More qualified good news: this preprint out of South Africa says that Omicron is only 70% as likely to send someone to the hospital as Delta. All the same caveats I’ve made previously apply, though.
This Twitter thread does an estimate of the Case Hospitalization Rate (CHR) in New South Wales, Australia. This is in some ways much cleaner data that the South African data: unlike in South Africa there was very very little (2-3%) prior infection. NSW also looks kind of like BC, with very similar vaccination rates (94% vs 92% of adults vaccinated) and population (8M vs. 5M). Using an estimate that hospitalizations occur on average 5 days after PCR tests, the author came up with an estimate that Omicrons CHR is about a third to a half of Delta’s CHR.
Now, before getting all excited, note that there was pushback in the comments that the choice of 5 days was too short, and that making it longer would increase the CFR.

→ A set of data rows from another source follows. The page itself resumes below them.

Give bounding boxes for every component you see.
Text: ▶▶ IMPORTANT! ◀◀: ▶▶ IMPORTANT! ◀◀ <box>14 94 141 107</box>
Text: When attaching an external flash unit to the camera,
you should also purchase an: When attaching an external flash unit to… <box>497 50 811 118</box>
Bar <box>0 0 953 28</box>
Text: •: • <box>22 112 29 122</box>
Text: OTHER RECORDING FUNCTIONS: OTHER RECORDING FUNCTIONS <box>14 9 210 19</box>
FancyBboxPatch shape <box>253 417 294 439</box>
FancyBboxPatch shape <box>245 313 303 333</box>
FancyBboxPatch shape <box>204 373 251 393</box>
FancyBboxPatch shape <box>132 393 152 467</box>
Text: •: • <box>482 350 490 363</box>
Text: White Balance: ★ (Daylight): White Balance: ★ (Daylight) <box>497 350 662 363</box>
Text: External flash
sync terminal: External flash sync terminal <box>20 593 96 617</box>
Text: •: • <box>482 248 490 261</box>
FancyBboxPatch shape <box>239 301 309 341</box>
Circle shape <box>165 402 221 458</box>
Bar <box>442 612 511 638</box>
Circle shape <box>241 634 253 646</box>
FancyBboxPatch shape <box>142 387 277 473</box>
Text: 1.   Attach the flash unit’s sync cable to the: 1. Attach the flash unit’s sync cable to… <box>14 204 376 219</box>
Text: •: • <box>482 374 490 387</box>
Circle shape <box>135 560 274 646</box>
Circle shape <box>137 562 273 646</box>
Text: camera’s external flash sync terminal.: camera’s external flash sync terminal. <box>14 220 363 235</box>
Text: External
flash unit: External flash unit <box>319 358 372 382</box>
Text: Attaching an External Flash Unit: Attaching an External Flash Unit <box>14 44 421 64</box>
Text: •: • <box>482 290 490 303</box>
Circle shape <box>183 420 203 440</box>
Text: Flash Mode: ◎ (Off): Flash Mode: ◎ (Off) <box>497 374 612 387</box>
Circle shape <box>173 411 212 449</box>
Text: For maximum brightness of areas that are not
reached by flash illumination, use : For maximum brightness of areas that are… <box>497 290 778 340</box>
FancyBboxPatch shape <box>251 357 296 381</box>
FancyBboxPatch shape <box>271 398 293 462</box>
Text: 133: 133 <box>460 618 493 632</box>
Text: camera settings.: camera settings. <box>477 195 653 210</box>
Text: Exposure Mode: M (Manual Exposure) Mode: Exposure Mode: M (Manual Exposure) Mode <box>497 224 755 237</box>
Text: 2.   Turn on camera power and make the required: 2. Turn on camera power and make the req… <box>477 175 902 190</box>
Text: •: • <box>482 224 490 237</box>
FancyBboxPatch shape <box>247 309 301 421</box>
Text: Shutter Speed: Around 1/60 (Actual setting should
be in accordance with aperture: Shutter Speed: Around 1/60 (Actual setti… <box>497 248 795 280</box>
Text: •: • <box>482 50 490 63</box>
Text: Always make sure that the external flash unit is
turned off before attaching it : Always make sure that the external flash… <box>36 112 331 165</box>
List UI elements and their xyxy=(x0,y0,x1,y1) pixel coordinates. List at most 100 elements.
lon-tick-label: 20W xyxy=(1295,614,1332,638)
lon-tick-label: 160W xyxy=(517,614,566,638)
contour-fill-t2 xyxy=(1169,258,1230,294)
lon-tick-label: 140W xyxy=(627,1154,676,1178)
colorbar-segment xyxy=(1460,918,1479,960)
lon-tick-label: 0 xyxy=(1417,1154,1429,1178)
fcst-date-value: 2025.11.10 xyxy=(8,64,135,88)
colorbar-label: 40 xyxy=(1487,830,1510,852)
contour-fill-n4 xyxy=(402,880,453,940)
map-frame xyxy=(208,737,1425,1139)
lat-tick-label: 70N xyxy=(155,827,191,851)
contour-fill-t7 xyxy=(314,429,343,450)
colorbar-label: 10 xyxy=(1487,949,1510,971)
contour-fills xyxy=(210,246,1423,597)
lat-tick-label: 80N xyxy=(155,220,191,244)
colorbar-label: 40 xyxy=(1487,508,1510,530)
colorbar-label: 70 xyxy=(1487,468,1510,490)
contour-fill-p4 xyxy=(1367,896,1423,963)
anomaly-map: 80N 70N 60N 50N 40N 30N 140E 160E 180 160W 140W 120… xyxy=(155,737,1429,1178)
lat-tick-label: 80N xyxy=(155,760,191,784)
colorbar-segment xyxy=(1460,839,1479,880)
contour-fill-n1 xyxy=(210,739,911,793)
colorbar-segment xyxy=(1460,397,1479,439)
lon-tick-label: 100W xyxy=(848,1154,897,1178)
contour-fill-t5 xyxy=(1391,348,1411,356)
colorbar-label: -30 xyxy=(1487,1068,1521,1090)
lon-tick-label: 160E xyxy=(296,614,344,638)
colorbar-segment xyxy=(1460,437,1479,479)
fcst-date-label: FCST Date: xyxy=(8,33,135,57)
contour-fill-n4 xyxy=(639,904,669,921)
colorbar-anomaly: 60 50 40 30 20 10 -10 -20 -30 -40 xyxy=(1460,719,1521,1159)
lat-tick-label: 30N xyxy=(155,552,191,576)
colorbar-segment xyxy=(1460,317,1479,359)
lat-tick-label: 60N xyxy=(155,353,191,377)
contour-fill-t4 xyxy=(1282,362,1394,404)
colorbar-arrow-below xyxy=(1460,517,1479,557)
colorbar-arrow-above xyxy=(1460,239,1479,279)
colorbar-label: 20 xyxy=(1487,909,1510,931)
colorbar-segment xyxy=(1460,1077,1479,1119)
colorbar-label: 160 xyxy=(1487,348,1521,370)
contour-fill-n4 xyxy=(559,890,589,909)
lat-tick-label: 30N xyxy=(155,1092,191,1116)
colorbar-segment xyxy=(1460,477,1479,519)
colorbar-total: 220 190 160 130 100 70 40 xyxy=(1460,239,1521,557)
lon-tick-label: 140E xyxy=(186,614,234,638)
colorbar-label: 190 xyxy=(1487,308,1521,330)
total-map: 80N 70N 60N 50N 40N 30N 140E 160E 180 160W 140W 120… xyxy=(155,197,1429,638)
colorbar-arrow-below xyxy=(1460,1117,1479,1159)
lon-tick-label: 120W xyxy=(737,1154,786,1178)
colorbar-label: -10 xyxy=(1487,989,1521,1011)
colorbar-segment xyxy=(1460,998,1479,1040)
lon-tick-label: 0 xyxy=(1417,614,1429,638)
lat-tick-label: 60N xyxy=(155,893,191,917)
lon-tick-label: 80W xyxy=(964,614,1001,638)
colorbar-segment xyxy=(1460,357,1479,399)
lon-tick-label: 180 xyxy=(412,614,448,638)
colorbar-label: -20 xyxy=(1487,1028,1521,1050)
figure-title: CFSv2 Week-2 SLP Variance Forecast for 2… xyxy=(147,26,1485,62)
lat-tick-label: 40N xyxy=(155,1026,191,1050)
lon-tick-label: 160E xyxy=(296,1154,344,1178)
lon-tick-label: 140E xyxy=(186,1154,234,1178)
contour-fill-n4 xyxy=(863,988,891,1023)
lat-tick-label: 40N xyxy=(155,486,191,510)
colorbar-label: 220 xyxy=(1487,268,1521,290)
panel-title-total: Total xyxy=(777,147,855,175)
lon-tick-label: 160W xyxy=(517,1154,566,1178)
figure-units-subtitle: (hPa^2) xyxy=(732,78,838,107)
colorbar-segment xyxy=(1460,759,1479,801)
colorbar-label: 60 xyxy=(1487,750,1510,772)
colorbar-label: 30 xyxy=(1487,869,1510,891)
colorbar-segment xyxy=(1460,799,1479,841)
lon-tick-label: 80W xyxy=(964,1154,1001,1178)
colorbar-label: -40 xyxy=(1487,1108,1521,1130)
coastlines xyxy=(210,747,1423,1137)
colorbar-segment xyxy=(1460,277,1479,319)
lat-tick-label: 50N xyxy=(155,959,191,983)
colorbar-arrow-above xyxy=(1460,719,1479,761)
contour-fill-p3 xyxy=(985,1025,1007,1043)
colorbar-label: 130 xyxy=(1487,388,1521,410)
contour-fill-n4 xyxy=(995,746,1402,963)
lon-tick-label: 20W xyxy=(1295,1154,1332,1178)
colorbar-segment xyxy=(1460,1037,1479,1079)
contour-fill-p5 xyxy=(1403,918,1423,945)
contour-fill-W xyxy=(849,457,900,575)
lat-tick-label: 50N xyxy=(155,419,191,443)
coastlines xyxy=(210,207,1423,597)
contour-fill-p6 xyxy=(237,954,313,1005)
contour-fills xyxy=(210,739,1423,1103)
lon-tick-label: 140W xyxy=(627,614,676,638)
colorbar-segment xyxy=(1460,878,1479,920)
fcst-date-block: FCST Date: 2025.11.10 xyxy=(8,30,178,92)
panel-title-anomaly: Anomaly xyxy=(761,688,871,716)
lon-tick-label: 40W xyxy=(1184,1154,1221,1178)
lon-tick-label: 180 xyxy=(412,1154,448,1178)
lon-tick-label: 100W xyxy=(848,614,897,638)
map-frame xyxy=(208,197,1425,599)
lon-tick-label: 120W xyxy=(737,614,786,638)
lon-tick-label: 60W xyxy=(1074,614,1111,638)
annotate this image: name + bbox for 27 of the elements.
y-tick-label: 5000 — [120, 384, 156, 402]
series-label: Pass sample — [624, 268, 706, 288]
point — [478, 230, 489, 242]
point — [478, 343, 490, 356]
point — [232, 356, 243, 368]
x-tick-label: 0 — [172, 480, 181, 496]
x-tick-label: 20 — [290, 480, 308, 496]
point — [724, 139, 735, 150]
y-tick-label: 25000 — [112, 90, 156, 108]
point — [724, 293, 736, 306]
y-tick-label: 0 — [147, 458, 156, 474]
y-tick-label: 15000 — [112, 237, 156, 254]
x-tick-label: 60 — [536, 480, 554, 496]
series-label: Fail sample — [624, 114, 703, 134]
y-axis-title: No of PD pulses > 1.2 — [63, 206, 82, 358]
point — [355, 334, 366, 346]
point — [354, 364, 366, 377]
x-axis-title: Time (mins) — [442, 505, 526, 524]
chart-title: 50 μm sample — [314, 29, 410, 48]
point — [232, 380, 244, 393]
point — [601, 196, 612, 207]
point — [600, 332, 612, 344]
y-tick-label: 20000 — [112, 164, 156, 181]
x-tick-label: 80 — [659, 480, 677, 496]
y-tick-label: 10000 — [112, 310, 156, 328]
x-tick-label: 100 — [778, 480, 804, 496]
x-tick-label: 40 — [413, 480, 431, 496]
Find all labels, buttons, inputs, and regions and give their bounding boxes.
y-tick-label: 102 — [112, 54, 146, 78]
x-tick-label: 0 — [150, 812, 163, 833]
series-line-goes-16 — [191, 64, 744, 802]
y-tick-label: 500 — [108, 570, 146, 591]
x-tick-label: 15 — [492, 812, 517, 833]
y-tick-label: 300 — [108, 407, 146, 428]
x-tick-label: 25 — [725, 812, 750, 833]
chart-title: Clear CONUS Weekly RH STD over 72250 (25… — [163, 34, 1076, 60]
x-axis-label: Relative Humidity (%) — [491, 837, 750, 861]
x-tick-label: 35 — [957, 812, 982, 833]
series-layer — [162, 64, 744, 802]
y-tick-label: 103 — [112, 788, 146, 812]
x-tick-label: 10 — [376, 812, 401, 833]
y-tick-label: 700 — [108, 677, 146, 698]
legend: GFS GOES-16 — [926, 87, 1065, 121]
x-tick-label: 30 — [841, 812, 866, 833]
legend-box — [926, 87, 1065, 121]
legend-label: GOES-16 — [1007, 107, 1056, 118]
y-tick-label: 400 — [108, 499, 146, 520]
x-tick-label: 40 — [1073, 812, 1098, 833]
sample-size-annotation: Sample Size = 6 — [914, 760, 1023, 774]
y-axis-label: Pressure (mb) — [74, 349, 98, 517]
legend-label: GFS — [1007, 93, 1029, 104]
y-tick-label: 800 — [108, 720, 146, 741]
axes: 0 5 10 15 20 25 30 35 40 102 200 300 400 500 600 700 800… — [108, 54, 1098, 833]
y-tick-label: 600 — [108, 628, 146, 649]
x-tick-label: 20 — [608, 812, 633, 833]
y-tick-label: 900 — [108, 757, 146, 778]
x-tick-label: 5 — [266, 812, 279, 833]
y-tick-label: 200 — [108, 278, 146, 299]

Also, if the CHR of Omicron is half that of Delta’s, but there are ten times as many cases, you still have 5x as many hospitalizations.
This preprint says that Multiple Sclerosis patients on anti-CD20 treatments have robust T-cell defences against Omicron and Delta.
This graph from this Tweet shows that boosters become effective in one to two weeks:
I’ve mentioned fluvoxamine before as a potential oral treatment for COVID-19. Early studies showed real promise, but this report says that a later, larger trial was stopped because it was ineffective. Pity.
This article talks about what we know about the virulence of Omicron.